Iwata explains sagging Wii sales
Lack of "strong software" to blame.
Nintendo president Satoru Iwata has admitted that sales of Wii "stalled" because the company was "unable to continually release strong software" and "unable to show a new game to become 'the next thing'".
"In the game market, once you've lost the momentum, it takes time to recover," he said at a Japanese press conference, in comments translated by Andriasang (thanks vg247).
Iwata also said that the situation had not changed significantly since the Wii's price was cut in the US, Japan and mainland Europe.
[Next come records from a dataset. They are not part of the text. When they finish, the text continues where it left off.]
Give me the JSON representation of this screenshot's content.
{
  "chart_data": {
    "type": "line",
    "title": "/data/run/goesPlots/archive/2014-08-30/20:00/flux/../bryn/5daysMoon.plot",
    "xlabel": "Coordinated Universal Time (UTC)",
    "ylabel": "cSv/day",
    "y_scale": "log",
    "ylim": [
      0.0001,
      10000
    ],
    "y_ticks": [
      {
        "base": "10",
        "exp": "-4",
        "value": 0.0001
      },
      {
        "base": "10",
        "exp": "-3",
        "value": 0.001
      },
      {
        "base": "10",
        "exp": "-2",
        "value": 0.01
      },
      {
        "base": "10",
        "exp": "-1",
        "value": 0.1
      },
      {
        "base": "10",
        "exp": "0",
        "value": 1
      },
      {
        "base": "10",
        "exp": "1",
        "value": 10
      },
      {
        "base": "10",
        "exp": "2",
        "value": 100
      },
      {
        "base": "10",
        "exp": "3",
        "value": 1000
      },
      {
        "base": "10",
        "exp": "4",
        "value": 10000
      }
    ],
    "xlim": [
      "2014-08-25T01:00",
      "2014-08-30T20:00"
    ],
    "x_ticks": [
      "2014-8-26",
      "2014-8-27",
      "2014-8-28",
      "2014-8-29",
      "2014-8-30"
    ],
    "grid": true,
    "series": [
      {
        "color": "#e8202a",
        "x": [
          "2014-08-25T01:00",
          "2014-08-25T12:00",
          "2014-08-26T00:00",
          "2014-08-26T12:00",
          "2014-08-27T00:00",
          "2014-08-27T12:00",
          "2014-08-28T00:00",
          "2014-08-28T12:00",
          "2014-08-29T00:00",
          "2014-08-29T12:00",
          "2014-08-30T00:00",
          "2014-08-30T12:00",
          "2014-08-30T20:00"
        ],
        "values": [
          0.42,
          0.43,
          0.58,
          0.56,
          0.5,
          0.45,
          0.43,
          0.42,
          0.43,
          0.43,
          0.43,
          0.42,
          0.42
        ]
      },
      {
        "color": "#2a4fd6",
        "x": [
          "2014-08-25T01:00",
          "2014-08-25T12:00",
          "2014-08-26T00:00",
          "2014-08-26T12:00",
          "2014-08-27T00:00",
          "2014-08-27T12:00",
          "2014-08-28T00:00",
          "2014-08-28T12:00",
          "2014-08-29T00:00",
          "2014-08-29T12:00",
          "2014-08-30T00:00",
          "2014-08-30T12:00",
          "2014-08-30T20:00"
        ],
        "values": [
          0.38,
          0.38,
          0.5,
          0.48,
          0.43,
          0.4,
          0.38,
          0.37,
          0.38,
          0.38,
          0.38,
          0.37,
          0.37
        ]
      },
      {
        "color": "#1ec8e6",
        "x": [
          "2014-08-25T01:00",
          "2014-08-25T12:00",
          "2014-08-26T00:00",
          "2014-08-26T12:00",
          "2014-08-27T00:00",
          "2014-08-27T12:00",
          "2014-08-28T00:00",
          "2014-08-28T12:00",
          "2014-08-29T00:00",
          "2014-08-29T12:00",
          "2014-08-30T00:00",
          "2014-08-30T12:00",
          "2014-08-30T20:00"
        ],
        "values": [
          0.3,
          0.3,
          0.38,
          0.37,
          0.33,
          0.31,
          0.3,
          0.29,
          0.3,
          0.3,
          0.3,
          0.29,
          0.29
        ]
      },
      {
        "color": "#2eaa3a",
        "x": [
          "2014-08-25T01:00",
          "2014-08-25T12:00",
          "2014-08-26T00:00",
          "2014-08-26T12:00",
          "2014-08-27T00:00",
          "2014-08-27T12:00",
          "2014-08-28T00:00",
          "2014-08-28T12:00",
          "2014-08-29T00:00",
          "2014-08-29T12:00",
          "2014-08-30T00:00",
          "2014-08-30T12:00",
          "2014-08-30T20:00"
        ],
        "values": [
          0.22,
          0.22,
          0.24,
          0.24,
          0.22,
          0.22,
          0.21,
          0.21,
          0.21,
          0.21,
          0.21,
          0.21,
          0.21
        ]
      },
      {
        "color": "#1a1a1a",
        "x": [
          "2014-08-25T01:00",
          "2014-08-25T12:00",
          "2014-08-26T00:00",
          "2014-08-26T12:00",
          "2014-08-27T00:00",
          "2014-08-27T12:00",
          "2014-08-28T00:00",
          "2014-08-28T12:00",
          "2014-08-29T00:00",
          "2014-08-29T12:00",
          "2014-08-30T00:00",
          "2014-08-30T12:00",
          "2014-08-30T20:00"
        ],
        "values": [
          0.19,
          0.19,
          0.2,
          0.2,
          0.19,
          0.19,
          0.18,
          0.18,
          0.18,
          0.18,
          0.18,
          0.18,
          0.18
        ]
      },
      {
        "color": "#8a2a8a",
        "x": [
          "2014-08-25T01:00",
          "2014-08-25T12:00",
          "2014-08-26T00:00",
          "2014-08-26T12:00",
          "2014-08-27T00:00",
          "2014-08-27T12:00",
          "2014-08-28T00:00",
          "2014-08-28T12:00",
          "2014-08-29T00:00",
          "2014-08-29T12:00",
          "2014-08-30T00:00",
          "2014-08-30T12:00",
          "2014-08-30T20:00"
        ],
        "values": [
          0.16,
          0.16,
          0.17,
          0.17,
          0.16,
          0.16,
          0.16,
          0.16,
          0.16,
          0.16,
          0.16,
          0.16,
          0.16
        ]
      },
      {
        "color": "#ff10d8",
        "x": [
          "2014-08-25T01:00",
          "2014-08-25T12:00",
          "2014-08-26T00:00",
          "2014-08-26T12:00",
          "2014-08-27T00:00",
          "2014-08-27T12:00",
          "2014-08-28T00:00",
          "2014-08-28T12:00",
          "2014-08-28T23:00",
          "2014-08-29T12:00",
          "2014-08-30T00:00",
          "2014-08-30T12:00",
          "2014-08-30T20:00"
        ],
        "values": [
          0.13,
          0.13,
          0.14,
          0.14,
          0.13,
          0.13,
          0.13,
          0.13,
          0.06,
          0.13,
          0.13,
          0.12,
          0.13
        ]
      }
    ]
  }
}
"With the price drop, sales returned to a certain level, but they just did not reach the level of last year around this time," he said. "We decided that it would be difficult to sell enough to recover from the poor performance of the first half of the year.
"In order to reach it [the 20 million units target], we will have to move quite a large quantity, but it's a figure we released after having felt the momentum returning."
Nintendo introduced the new Japanese Wii price point on 27th September, reducing the cost of the console by 5000 yen (£33 / €37). Sales did not initially appear to respond, but the launch of Wii Fit Plus had an impact, helping to effectively triple weekly hardware purchases in the month that followed.
In the US, NPD sales figures for October are not yet available, but the Wii sold 277,000 units in August prior to the price cut, and 462,000 in September, with the price on the other side of the pond also dropping on 27th September, from $249 to $199.